Questi documenti alimentano ulteriormente il dibattito sul lascito di Pio XII e sulla sua campagna di beatificazione ormai bloccata, il primo passo per diventare santo.
Gli storici sono a lungo divisi sulle azioni di Pio XII: mentre i sostenitori insistono sul fatto che abbia utilizzato una diplomazia discreta per salvare vite ebraiche, i critici sostengono che sia rimasto in silenzio mentre l’Olocausto imperversava.

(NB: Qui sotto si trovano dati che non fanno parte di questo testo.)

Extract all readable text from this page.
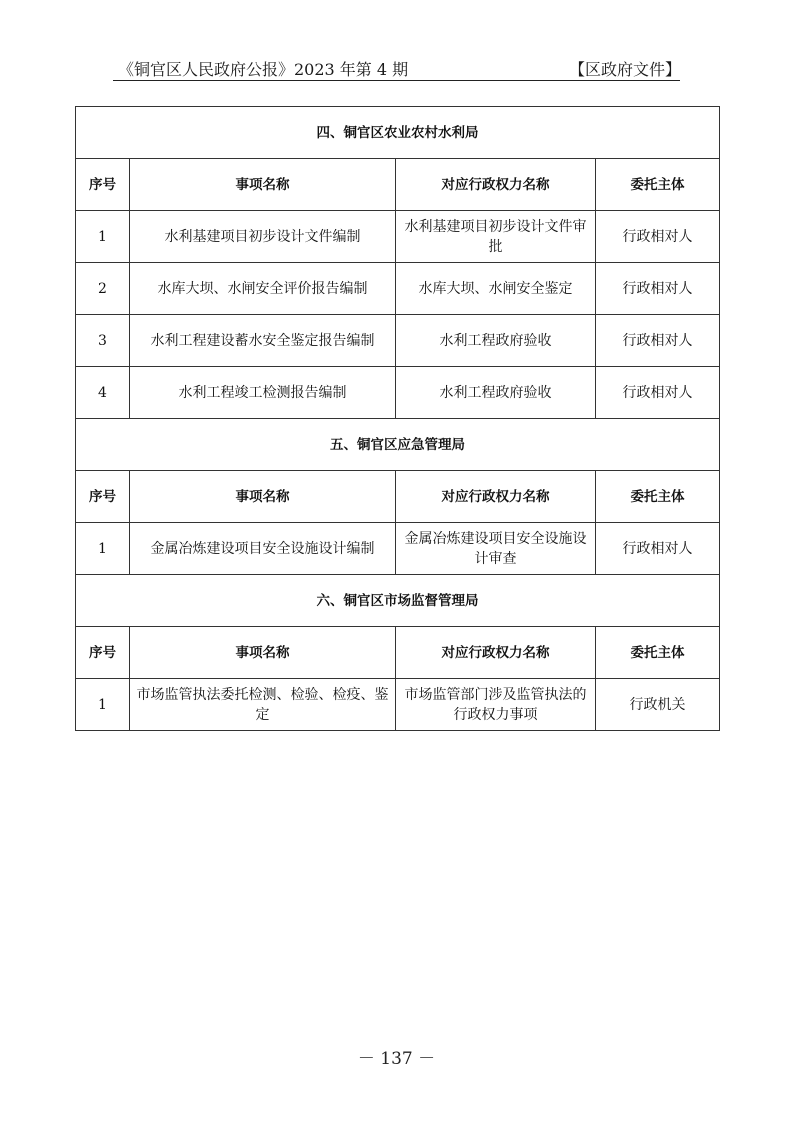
《铜官区人民政府公报》2023 年第 4 期	【区政府文件】
四、铜官区农业农村水利局			
序号	事项名称	对应行政权力名称	委托主体
1	水利基建项目初步设计文件编制	水利基建项目初步设计文件审批	行政相对人
2	水库大坝、水闸安全评价报告编制	水库大坝、水闸安全鉴定	行政相对人
3	水利工程建设蓄水安全鉴定报告编制	水利工程政府验收	行政相对人
4	水利工程竣工检测报告编制	水利工程政府验收	行政相对人
五、铜官区应急管理局			
序号	事项名称	对应行政权力名称	委托主体
1	金属冶炼建设项目安全设施设计编制	金属冶炼建设项目安全设施设计审查	行政相对人
六、铜官区市场监督管理局			
序号	事项名称	对应行政权力名称	委托主体
1	市场监管执法委托检测、检验、检疫、鉴定	市场监管部门涉及监管执法的行政权力事项	行政机关
－ 137 －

Corriere ha riprodotto una lettera datata 1942, scritta da un prete gesuita tedesco di fiducia al segretario di Pio XII, un altro gesuita tedesco di nome Robert Leiber. Questa lettera fa parte di un libro imminente sui file appena aperti del pontificato di Pio XII, scritto da Giovanni Coco, un ricercatore e archivista negli Archivi Apostolici del Vaticano.
Il ricercatore ha dichiarato al giornale che questa lettera è significativa perché rappresenta una corrispondenza dettagliata sull’eliminazione nazista degli ebrei proveniente da una fonte ecclesiastica informata in Germania, che faceva parte della resistenza cattolica anti-Hitler ed era in grado di ottenere informazioni altrimenti segrete e consegnarle al Vaticano.
La lettera del sacerdote, il reverendo Lothar Koenig, rivolta al segretario di Pio XII, il reverendo Robert Leiber, è datata 14 dicembre 1942.